Net income rose to $506 million at the Global Wealth and Investment Management business, it said. The number of Global Wealth and Investment Management client-facing associates increased for the eighth consecutive quarter, with the company adding 546 financial advisors in the quarter and 942 since the second quarter of 2010. This segment’s s net income rose 54 percent from the year-ago quarter due to higher net interest income as a result of deposit growth, higher fee-based income, lower credit costs and the absence of a charge related to the sale of the Columbia long-term asset management business in the second quarter of 2010. These factors were partially offset by higher expenses, rising 7 per cent from a year earlier to $4.5 billion.

Morgan Stanley

Its global wealth management arm achieved net revenues of $3.5 billion in the second quarter of 2011, with client assets of $1.7 trillion and 17,638 global representatives. Net new assets for the quarter were $2.9 billion, with net flows in fee-based accounts of $9.7 billion. Net revenues and annualised revenue per global representative were the highest since the inception of the Morgan Stanley Smith Barney joint venture.

Citi

Its private bank had total revenues of $555 million in the second quarter of 2011, an 8 per cent gain on the previous three months and also up by the same extent on a year before.

BNY Mellon

Income before taxes was $215 million at its investment business for the second quarter, up 31 per cent year-over-year. Investment management and performance fees increased by 12 per cent from Q2 2010, to $790 million, reflecting both higher market values and net new business, the firm said.

Wells Fargo

Net income at its wealth, brokerage and retirement division rose to $333 million in the three months to 30 June this year from $270 million a year ago, although the latest quarterly results represented a small dip from $339 million in the quarter ending 30 March. Revenue was $3.1 billion, down 2 per cent from the first quarter of 2011, due to lower brokerage transaction revenue, but up 8 per cent from the second quarter of last year, driven by increased asset-based revenues and higher securities gains in the brokerage business.

DBS

Singapore-based DBS wealth management fee and commission income rose 53 per cent year-on-year to S$52 million in the second quarter. Consumer/private banking pre-tax profit rose to S$195 million in the quarter, up from S$135 million a year ago.

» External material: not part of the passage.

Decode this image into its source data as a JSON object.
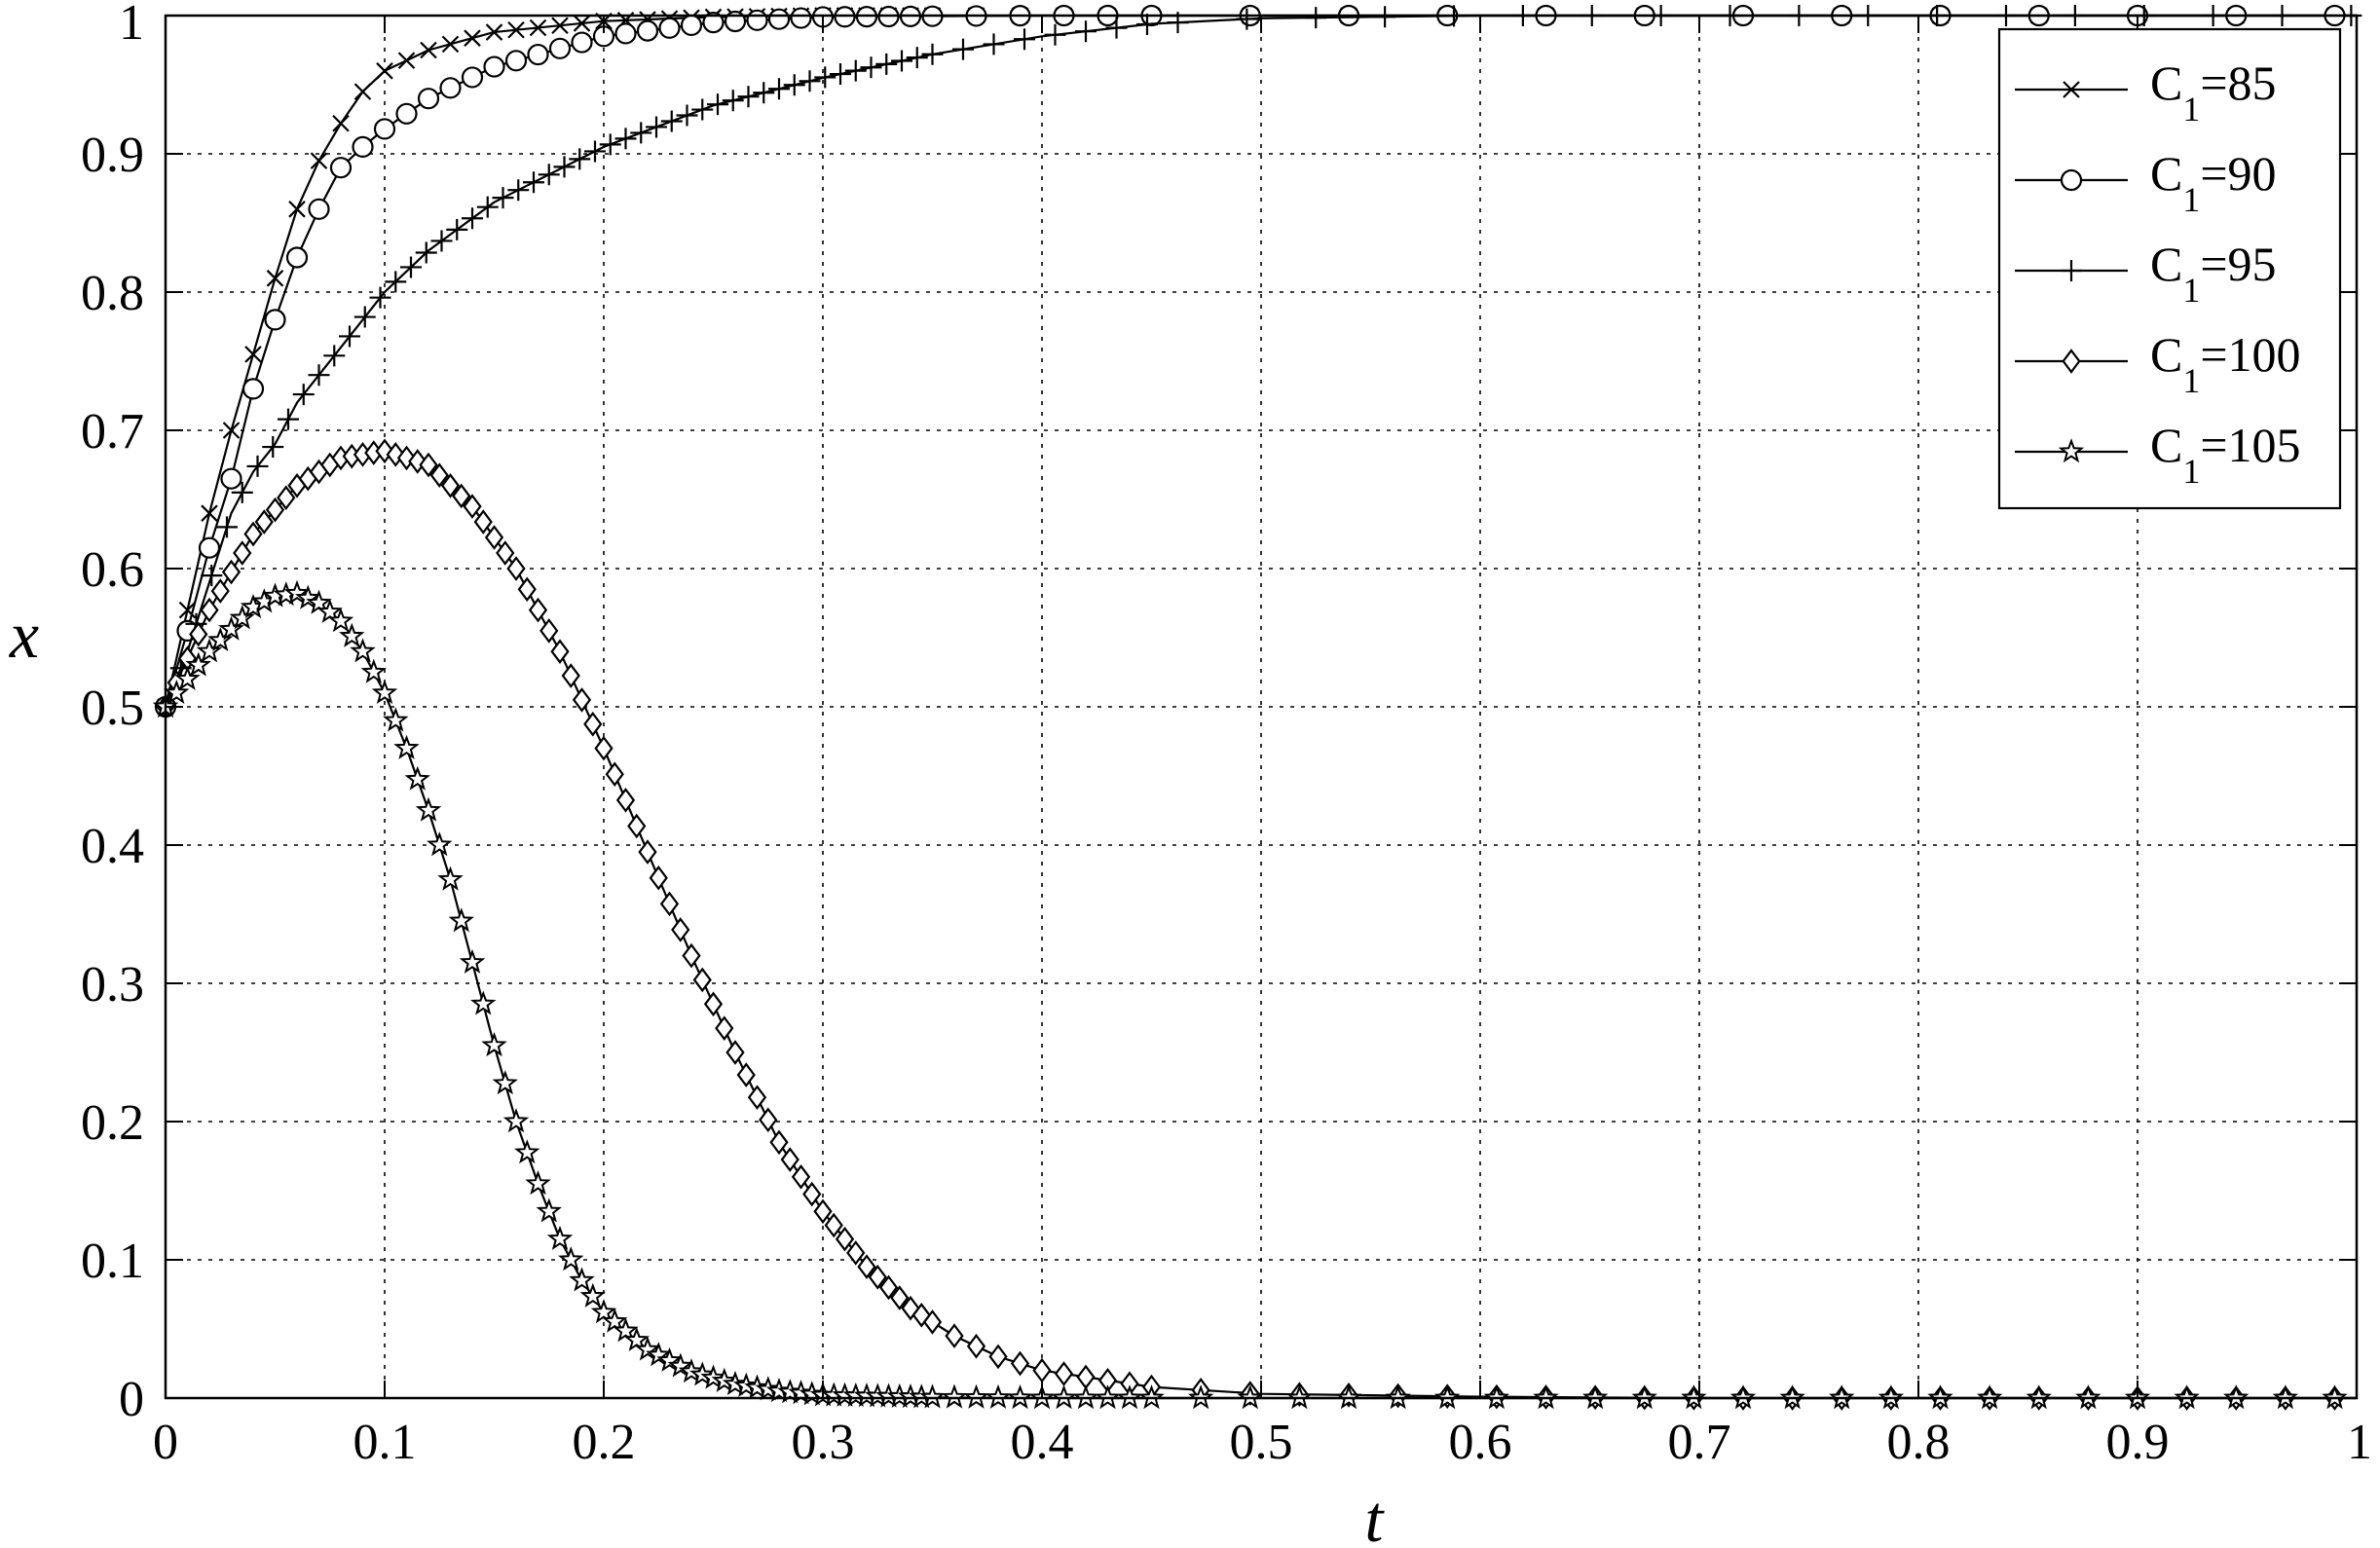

Oversea-Chinese Banking Corporation – owner of Bank of Singapore, the private bank. OCBC does not break out the BoS results, which are listed under the “Others” segment covering areas such as brokerage. This segment’s operating profit, after allowances and amortisation, was S$192 million in the first six months of 2011, down from S264 million. Wealth management revenues rose 29 per cent year-on-year to S$350 million in the second quarter.